Pascagoula schools preparing early for costly Common Core State Standards
PASCAGOULA, Jan 20, 2013 (The Sun Herald - McClatchy-Tribune Information Services via COMTEX) --
Many school district leaders across the U.S. are bracing themselves as they prepare for new federal requirements for online state testing, and Pascagoula is attempting to get ahead of the game.
All U.S. students in second through 12th grades, under the newly adopted Common Core State Standards, will take the same standardized tests online rather than on paper at school. The deadline for schools to implement this requirement is the 2014-15 school year.
Many school districts, however, may find themselves struggling with a lack in technology and hardware, outdated electrical infrastructure, a shortage of bandwidth and a need for more staff to manage it all.
"This is going to be a problem in Mississippi if it's not addressed now in the budget," Pascagoula School District Superintendent Wayne Rodolfich said.
National standards will require 100 megabytes of bandwidth per 1,000 students. The Pascagoula district has 200MB total. With 7,000 students in the district, Rodolfich said the district plans to increase its bandwidth to 700MB by the 2014-15 school year to meet the standard.
Pascagoula has the third-highest bandwidth capacity in Mississippi, after the DeSoto County School District with 350MB and Jackson Public School District with 250MB. However, DeSoto has 35,000 students, and Jackson district has 30,000, so by comparison, Pascagoula is in "very good shape," Rodolfich said.
"The issue is that the average age of a school building in the PSD is 46 years old," he said. "The electrical infrastructure in many of these buildings lack the capacity to support new technologies."
Rodolfich said the district is on an "aggressive schedule phasing in massive renovations" to expand its technological support for updated and additional hardware.
School districts are normally able to buy more bandwidth through E-rate, a program set up in 1977 to provide discounts in telecommunications service to schools and libraries, via federal money collected from the universal service fee on phone bills.
Rodolfich said, however, when districts across the U.S. start reaching into the pot at the same time in the next year to meet national standards, that money could disappear quickly.
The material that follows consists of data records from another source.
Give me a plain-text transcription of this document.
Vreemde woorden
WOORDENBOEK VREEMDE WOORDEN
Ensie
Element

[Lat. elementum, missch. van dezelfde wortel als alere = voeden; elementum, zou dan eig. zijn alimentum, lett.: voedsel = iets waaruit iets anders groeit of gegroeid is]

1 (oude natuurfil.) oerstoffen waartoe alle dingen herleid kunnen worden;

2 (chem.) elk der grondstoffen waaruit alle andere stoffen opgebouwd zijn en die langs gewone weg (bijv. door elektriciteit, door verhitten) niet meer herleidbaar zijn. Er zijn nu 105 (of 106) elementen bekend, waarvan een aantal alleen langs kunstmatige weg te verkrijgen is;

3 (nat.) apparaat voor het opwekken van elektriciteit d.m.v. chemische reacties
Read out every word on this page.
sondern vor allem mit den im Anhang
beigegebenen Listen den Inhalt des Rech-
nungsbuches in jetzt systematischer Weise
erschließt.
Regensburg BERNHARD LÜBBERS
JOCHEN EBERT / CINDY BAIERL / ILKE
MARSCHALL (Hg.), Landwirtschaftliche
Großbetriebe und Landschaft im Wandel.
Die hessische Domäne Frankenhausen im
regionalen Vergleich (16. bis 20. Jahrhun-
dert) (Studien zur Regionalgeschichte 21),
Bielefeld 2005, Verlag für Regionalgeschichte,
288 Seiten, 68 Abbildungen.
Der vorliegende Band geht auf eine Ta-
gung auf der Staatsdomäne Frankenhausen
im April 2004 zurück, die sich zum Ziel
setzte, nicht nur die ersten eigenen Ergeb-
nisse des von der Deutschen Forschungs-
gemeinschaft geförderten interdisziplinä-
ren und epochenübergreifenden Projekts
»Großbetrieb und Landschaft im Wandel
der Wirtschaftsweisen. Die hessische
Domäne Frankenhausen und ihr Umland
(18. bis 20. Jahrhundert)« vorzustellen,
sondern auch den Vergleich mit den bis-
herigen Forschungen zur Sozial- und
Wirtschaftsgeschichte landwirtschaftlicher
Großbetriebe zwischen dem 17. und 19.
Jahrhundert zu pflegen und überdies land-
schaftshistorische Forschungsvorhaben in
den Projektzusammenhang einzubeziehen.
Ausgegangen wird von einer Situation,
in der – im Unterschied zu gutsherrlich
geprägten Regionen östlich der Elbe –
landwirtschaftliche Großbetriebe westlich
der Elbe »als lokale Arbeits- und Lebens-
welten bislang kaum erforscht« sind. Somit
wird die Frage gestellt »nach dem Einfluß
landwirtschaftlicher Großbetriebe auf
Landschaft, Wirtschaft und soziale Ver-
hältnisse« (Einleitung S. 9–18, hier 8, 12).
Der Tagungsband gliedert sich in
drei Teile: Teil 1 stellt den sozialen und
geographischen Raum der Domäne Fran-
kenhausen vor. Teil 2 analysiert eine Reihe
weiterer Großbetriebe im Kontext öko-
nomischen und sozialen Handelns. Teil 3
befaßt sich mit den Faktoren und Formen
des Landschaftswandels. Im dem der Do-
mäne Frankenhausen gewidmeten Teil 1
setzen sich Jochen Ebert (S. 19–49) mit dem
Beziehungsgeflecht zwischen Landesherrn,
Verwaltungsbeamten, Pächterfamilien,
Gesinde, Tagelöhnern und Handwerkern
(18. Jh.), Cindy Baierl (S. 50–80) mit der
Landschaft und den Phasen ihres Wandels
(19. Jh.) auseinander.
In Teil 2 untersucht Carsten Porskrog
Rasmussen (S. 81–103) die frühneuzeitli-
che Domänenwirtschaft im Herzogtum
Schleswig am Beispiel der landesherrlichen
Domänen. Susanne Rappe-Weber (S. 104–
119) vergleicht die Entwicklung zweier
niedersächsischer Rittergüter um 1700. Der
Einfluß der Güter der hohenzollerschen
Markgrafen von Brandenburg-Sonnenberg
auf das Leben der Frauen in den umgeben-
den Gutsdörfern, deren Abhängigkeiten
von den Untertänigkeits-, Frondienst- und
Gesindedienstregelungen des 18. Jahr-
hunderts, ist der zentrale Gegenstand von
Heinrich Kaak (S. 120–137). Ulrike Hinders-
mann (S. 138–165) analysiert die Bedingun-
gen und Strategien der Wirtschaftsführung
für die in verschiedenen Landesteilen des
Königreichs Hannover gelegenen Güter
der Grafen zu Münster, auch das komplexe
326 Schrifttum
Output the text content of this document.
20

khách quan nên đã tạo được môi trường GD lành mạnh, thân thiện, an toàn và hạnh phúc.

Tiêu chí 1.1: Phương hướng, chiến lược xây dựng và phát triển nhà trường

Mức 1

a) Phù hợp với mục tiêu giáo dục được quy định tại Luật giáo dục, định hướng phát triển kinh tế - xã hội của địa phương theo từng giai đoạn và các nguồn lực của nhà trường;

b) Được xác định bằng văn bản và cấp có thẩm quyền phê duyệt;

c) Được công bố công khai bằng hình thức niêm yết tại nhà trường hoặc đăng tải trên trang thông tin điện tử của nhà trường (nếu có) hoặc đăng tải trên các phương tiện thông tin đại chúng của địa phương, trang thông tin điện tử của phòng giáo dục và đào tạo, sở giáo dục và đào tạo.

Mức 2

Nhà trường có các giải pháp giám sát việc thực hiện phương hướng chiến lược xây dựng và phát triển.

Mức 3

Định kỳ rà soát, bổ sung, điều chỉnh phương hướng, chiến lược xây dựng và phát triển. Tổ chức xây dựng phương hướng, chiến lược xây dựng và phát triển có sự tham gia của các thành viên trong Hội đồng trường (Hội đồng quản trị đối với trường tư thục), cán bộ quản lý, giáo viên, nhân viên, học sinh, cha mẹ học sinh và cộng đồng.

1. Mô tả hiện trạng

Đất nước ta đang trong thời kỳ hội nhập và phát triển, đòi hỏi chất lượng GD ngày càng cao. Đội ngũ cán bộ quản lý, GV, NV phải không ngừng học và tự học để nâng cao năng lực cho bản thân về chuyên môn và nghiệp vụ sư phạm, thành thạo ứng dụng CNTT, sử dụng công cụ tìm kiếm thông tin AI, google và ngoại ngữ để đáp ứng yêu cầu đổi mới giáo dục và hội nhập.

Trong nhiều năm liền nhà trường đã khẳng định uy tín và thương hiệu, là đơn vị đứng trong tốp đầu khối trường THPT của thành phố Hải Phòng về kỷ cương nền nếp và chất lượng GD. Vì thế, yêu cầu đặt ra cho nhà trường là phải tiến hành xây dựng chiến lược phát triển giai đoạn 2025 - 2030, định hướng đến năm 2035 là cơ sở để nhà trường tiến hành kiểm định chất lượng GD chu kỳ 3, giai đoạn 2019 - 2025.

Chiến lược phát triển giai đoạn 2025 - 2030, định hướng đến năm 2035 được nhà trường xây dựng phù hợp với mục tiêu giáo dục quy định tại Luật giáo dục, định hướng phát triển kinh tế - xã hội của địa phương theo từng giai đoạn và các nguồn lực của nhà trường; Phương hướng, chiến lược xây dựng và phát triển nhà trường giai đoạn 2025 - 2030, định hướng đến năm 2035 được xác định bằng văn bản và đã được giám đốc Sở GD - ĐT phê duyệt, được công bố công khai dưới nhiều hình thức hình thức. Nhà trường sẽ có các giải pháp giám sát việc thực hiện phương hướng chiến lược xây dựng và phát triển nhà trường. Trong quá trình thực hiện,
Bandwidth costs $75 per megabyte, Pascagoula district technology director Doug Belk said.
PSD E-rate coordinator Erin Ayala said E-rate won't pay for electrical infrastructure improvements.
"Some districts are so small, they are working 10 steps behind," Belk said.
As far as what the state Legislature is doing about it, Sen. Brice Wiggins, a member of the Senate Education Committee, said the situation has recently been brought to the committee's attention, has been "confirmed as an issue in terms of demand," and committee members are "looking to address it."
Wiggins said the problem is not exclusive to Mississippi, and cost is going to be the biggest issue.
"We realize it's our job to increase (bandwidth) capacity," he said. "The problem is going to lie in a lot of rural areas."
Wiggins said he commends Rodolfich for making the effort to start preparing so far ahead.
Rodolfich said there are still "a lot of unknowns" in how specifics of the Common Core standards are going to be implemented, such as whether it will be possible to do the online testing in phases.
Belk said he loves the Common Core standards, but many of the logistics that "look good on paper" come with risks.
Forty-five states, the District of Columbia, four territories and the Department of Defense Education Activity have adopted the Common Core State Standards, which were created to "provide a consistent, clear understanding of what students are expected to learn, so teachers and parents know what they need to do to help them," according to the standards website.